Herbariums are ways to display the plants that you have collected.

Notebook Herbarium

This type of herbarium lends itself to displaying pressed plants, and can be added to as more plants are studied and collected.


  • Thick Three Ring Binder
  • Clear plastic three ringed protector sheets (preferably that open on one side)
  • Construction paper or poster board cut to size so it fits in to cover sheets


  1. With light dabs of Elmer's-type glue or rubber cement place plant on construction paper or poster board. Leave room for a student-made label and sketch. This label can include the information from their data collection sheets.
  2. They can also type and/or print out the names of the plants, both common and scientific for pasting at the top of the page.
  3. If you have line drawings from a plant identification book, you can copy drawing and also include that on page. If not, the students can include their sketch or a copy of their sketch. They could use the scanner for this.
  4. You can do the same on the other side of the construction paper or light poster board.
  5. Students may come up with other additions to their pages. However, you don't want to take away from the plant with too busy a page.

Canning Jar Herbarium

This type of herbarium lends itself to displaying three-dimensional preserved plants.


  • Quart canning jars - wide or regular mouthed. Jars should be of the variety that have a minimum amount of design on them. The clearer the better.


  1. Simply insert the plant into the jar, main part toward the bottom of jar.
  2. Screw lid on.
  3. For display, place jar lid down.
  4. You can decorate display table with samples of plants (not in jars) in attractive arrangements, pretty colored cloths, products made from plants ­ i.e. teas, dyes, foods etc. Be sure to save boxes the jars were in. You can store your herbarium in boxes when not in use.

The plant label can be of several varieties. You can paste a label on bottom of jar (which is the top when displaying) or cut a narrow strip for a label that goes inside jar just before you screw lid on, or create a small free standing card-type label placed in front of jar.

Encourage students to be creative with labels and display table.

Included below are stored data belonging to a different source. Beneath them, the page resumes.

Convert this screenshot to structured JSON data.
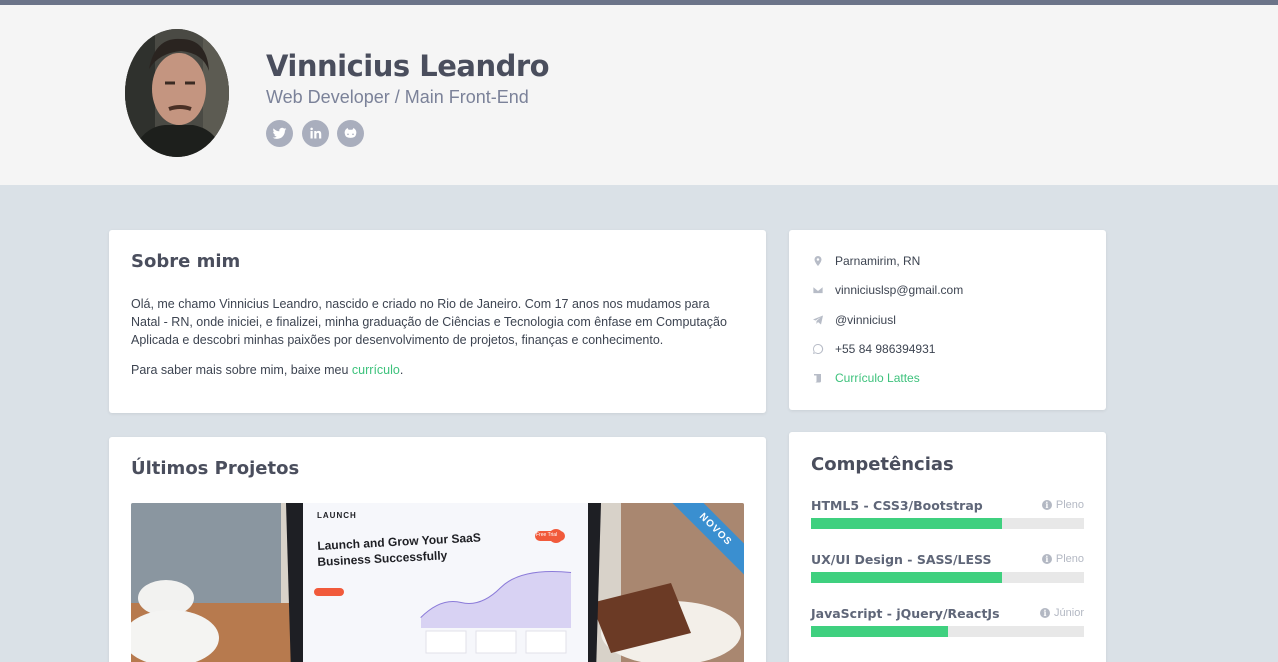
{
  "profile": {
    "name": "Vinnicius Leandro",
    "role": "Web Developer / Main Front-End",
    "social": [
      {
        "icon": "twitter-icon"
      },
      {
        "icon": "linkedin-icon"
      },
      {
        "icon": "github-icon"
      }
    ]
  },
  "about": {
    "title": "Sobre mim",
    "paragraph": "Olá, me chamo Vinnicius Leandro, nascido e criado no Rio de Janeiro. Com 17 anos nos mudamos para Natal - RN, onde iniciei, e finalizei, minha graduação de Ciências e Tecnologia com ênfase em Computação Aplicada e descobri minhas paixões por desenvolvimento de projetos, finanças e conhecimento.",
    "cv_prefix": "Para saber mais sobre mim, baixe meu ",
    "cv_link": "currículo",
    "cv_suffix": "."
  },
  "contact": {
    "location": "Parnamirim, RN",
    "email": "vinniciuslsp@gmail.com",
    "telegram": "@vinniciusl",
    "whatsapp": "+55 84 986394931",
    "lattes": "Currículo Lattes"
  },
  "projects": {
    "title": "Últimos Projetos",
    "ribbon": "NOVOS",
    "preview": {
      "brand": "LAUNCH",
      "headline_1": "Launch and Grow Your SaaS",
      "headline_2": "Business Successfully",
      "cta": "Free Trial"
    }
  },
  "skills": {
    "title": "Competências",
    "items": [
      {
        "label": "HTML5 - CSS3/Bootstrap",
        "level": "Pleno",
        "percent": 70
      },
      {
        "label": "UX/UI Design - SASS/LESS",
        "level": "Pleno",
        "percent": 70
      },
      {
        "label": "JavaScript - jQuery/ReactJs",
        "level": "Júnior",
        "percent": 50
      }
    ]
  },
  "colors": {
    "accent": "#3dc27c",
    "skill_bar": "#3fd07f",
    "ribbon": "#3a8fd0",
    "topbar": "#6c7489"
  }
}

Students can divide the preserved plants according to a category ( e.g. habitat, medicinal or dye use, food, or woody, herbaceous etc.). In cooperative groups, they can come up with a presentation style for sharing the information on their plant group with others. They can do a puppet show, an overhead presentation, a computer generated presentation, etc.

Invite other classrooms, parents, and community members into share in presentations.

Herbariums can also be placed in a very visible place in the school ­ office, library, cafeteria, hallway, etc.

This is the beginning of your school's Natural History Museum with your students as docents.